The Kentucky Department of Finance Division of Engineering has selected EOP Architects of Lexington as the lead firm to complete a Campus Master Plan for the Urban Campus that Gateway Community and Technical College has proposed for downtown Covington.

The team developing the plan also includes:
KLH Engineering of Covington;
Urban Collage, Inc., a nationally recognized urban planning firm headquartered in Atlanta with offices in Lexington;
M2D, a Lexington-based landscape architecture firm; and
Brown amp; Kubican, a structural engineering firm in Lexington.

Gateway announced in March it would seek $52.8 million in public funds for an Urban Campus to replace an antiquated Gateway facility on Amsterdam Road. Numerous groups have endorsed the project, including the Kenton County Fiscal Court, the City of Covington, the Kenton County Public Library, the board of Covington Independent Public Schools, South Bank Partners and the Northern Kentucky Consensus Committee.

Developing a master plan is the next step in campus development. The team selected by the Finance Cabinet includes highly experienced firms that bring considerable expertise on how to develop a new campus that will not only fit into the urban core but will also serve as a catalyst for even greater economic development in the area, said Ed Hughes, Gateway president and CEO.
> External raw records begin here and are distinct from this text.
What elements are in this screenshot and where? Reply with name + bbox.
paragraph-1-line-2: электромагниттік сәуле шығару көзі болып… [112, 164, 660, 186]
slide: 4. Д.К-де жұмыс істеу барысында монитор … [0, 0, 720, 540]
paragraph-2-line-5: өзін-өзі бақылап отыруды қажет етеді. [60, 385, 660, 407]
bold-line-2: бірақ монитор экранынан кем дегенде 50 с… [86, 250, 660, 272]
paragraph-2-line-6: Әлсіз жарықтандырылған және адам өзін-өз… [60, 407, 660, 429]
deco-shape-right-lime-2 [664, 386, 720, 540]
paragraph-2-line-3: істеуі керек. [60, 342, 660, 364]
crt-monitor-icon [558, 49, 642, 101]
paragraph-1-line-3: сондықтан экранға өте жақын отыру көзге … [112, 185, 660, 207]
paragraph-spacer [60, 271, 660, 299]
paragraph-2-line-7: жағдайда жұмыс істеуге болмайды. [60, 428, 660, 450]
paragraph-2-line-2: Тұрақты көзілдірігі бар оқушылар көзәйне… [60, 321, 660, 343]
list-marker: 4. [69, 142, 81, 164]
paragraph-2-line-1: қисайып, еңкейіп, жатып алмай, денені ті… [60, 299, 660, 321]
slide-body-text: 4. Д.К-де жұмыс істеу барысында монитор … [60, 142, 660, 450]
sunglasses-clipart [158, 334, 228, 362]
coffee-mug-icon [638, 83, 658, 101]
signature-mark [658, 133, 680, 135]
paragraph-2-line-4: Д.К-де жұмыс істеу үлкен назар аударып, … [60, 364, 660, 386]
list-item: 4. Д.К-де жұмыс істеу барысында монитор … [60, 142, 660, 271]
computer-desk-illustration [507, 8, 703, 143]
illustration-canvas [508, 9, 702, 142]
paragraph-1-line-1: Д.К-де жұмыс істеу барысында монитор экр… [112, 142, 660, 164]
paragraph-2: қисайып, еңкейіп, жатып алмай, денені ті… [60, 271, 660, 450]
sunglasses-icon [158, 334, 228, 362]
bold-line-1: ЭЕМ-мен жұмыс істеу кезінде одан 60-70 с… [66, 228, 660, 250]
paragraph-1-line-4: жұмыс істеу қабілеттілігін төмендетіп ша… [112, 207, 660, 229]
EOP was founded 30 years ago and is an awarding-winning firm that previously designed the Nursing and Allied Health Center at Gateways Edgewood Campus and led the team that developed the master plan for the new Lexington campus of Bluegrass Community and Technical College. Like Gateway, BCTC is a member of the Kentucky Community and Technical College System.

Urban Collage has completed more than 350 urban design projects in 12 states. The firm brings a focus on the potential and partnerships associated with urban development and will help lead college and community involvement, academic planning and urban planning.
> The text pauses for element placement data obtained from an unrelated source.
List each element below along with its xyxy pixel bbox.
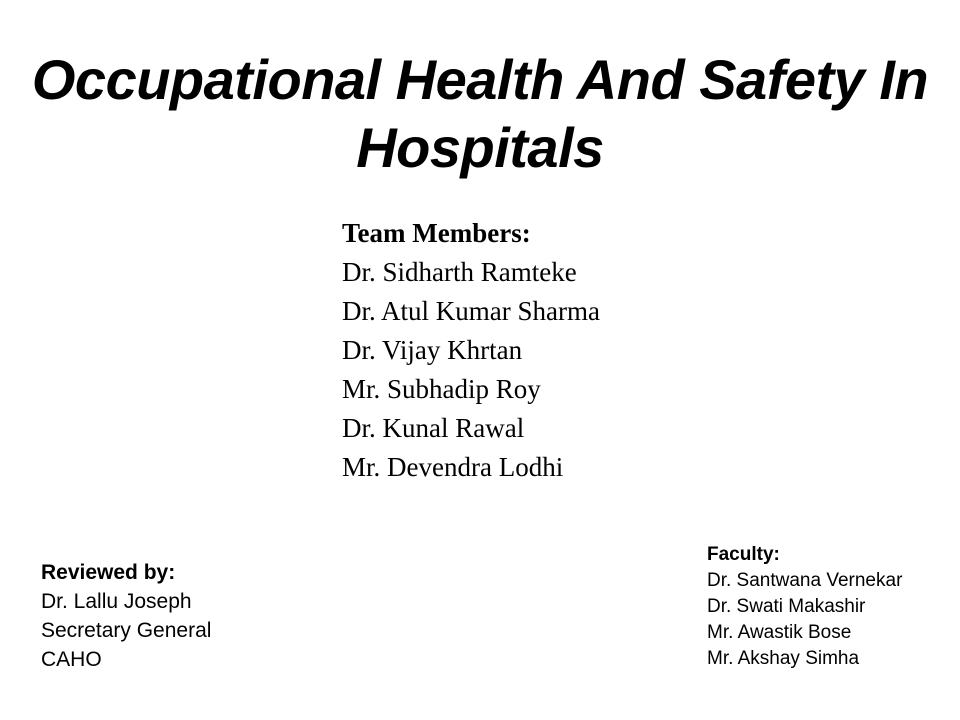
- team-member-item: Mr. Devendra Lodhi: [342, 448, 600, 487]
- faculty-item: Mr. Akshay Simha: [707, 646, 902, 672]
- faculty-item: Mr. Awastik Bose: [707, 620, 902, 646]
- team-member-item: Dr. Kunal Rawal: [342, 409, 600, 448]
- faculty-heading: Faculty:: [707, 542, 902, 568]
- team-member-item: Dr. Atul Kumar Sharma: [342, 292, 600, 331]
- slide-title-line-2: Hospitals: [30, 114, 930, 182]
- team-member-item: Dr. Vijay Khrtan: [342, 331, 600, 370]
- slide-title: Occupational Health And Safety In Hospit…: [30, 46, 930, 182]
- team-members-heading: Team Members:: [342, 214, 600, 253]
- faculty-item: Dr. Santwana Vernekar: [707, 568, 902, 594]
- reviewed-by-item: Secretary General: [41, 616, 211, 645]
- reviewed-by-block: Reviewed by: Dr. Lallu Joseph Secretary …: [41, 558, 211, 674]
- team-member-item: Dr. Sidharth Ramteke: [342, 253, 600, 292]
- team-members-block: Team Members: Dr. Sidharth Ramteke Dr. A…: [342, 214, 600, 487]
- reviewed-by-item: CAHO: [41, 645, 211, 674]
- faculty-item: Dr. Swati Makashir: [707, 594, 902, 620]
- team-member-item: Mr. Subhadip Roy: [342, 370, 600, 409]
- presentation-slide: Occupational Health And Safety In Hospit…: [0, 0, 960, 720]
- reviewed-by-heading: Reviewed by:: [41, 558, 211, 587]
- faculty-block: Faculty: Dr. Santwana Vernekar Dr. Swati…: [707, 542, 902, 672]
- reviewed-by-item: Dr. Lallu Joseph: [41, 587, 211, 616]
- slide-title-line-1: Occupational Health And Safety In: [30, 46, 930, 114]
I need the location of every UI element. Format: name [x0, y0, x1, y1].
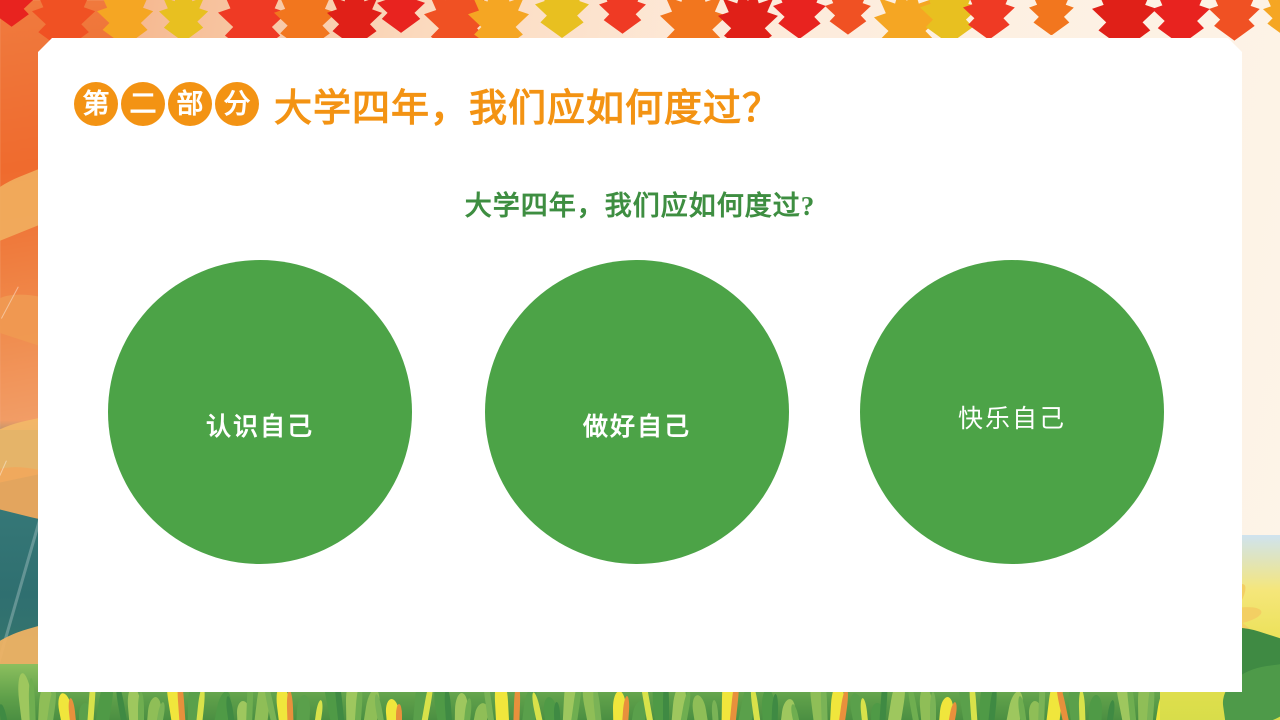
grass-blade-icon	[314, 700, 324, 720]
maple-leaf-icon	[0, 0, 33, 27]
grass-blade-icon	[286, 690, 293, 720]
grass-blade-icon	[554, 702, 561, 720]
grass-blade-icon	[1106, 700, 1116, 720]
maple-leaf-icon	[1209, 0, 1260, 41]
maple-leaf-icon	[159, 0, 208, 42]
maple-leaf-icon	[660, 0, 727, 44]
maple-leaf-icon	[773, 0, 826, 39]
circle-item-2[interactable]: 做好自己	[485, 260, 789, 564]
maple-leaf-icon	[377, 0, 425, 33]
circle-item-1-label: 认识自己	[206, 407, 314, 443]
maple-leaf-icon	[32, 0, 95, 44]
content-card: 第 二 部 分 大学四年，我们应如何度过？ 大学四年，我们应如何度过? 认识自己…	[38, 38, 1242, 692]
grass-blade-icon	[711, 700, 719, 720]
section-badge-2: 二	[121, 82, 165, 126]
section-badge-3: 部	[168, 82, 212, 126]
maple-leaf-icon	[1263, 0, 1280, 36]
subtitle: 大学四年，我们应如何度过?	[38, 184, 1242, 223]
maple-leaf-icon	[218, 0, 287, 44]
grass-blade-icon	[296, 695, 311, 720]
maple-leaf-icon	[599, 0, 646, 34]
grass-blade-icon	[444, 688, 453, 720]
circle-item-1[interactable]: 认识自己	[108, 260, 412, 564]
section-badge-1: 第	[74, 82, 118, 126]
circle-item-3[interactable]: 快乐自己	[860, 260, 1164, 564]
maple-leaf-icon	[327, 0, 382, 44]
page-title: 大学四年，我们应如何度过？	[274, 77, 781, 132]
circle-item-3-label: 快乐自己	[958, 399, 1066, 435]
grass-blade-icon	[68, 698, 77, 720]
maple-leaf-icon	[825, 0, 871, 35]
circle-row: 认识自己 做好自己 快乐自己	[38, 244, 1242, 574]
section-title: 第 二 部 分 大学四年，我们应如何度过？	[74, 76, 781, 132]
grass-blade-icon	[0, 704, 8, 720]
maple-leaf-icon	[1152, 0, 1210, 44]
grass-blade-icon	[1088, 695, 1103, 720]
grass-blade-icon	[860, 698, 869, 720]
grass-blade-icon	[138, 692, 144, 720]
grass-blade-icon	[396, 704, 402, 720]
slide: 第 二 部 分 大学四年，我们应如何度过？ 大学四年，我们应如何度过? 认识自己…	[0, 0, 1280, 720]
maple-leaf-icon	[718, 0, 778, 44]
maple-leaf-icon	[963, 0, 1015, 40]
grass-blade-icon	[1078, 690, 1085, 720]
maple-leaf-icon	[535, 0, 589, 38]
section-badge-4: 分	[215, 82, 259, 126]
grass-blade-icon	[691, 694, 709, 720]
maple-leaf-icon	[1029, 0, 1074, 35]
maple-leaf-icon	[1092, 0, 1157, 44]
section-badge-group: 第 二 部 分	[74, 82, 262, 126]
maple-leaf-icon	[97, 0, 153, 44]
grass-blade-icon	[28, 678, 36, 720]
grass-blade-icon	[771, 694, 778, 720]
circle-item-2-label: 做好自己	[583, 407, 691, 443]
grass-blade-icon	[930, 692, 936, 720]
top-maple-garland	[0, 0, 1280, 44]
maple-leaf-icon	[274, 0, 336, 44]
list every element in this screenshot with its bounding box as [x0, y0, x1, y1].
The city is really looking forward to working with EOP and its team on this project, said Jackson Kinney, Covington's community development director. Kinney noted the timing of Gateways work coincides with the city's preparation of a Center City Action Plan that is intended to provide a unifying strategy to guide revitalization efforts in the urban core. Development of Gateways urban campus in the heart of downtown will obviously be an extremely important element in that strategy, Kinney added.

Hughes said the master plan should be complete in April 2012 and noted the college expects preliminary design concepts by mid-autumn. The design team will be able to build on information provided by urban residents during seven community forums in 2010 and numerous other meetings with community groups over the past two years.

Gateway announced in May 2009 that it was forming a partnership with the Kenton County library and Covington public schools to create an Urban Campus that would make career and transfer education much more accessible to urban residents.

As an interim solution, the college began offering classes in the former Two Rivers Middle School building at 525 Scott Boulevard in Covington in August 2009. Enrollment there has climbed more than 1000 percent in just two years, to nearly 1,100 students last spring.

The demand for career and transfer education in the urban area is well documented, Hughes said. We have spent the last two years listening to the community about its dreams for a new campus serving urban residents. Our hope is that the new college campus and the development that will occur around it will be well integrated into a vibrant central city.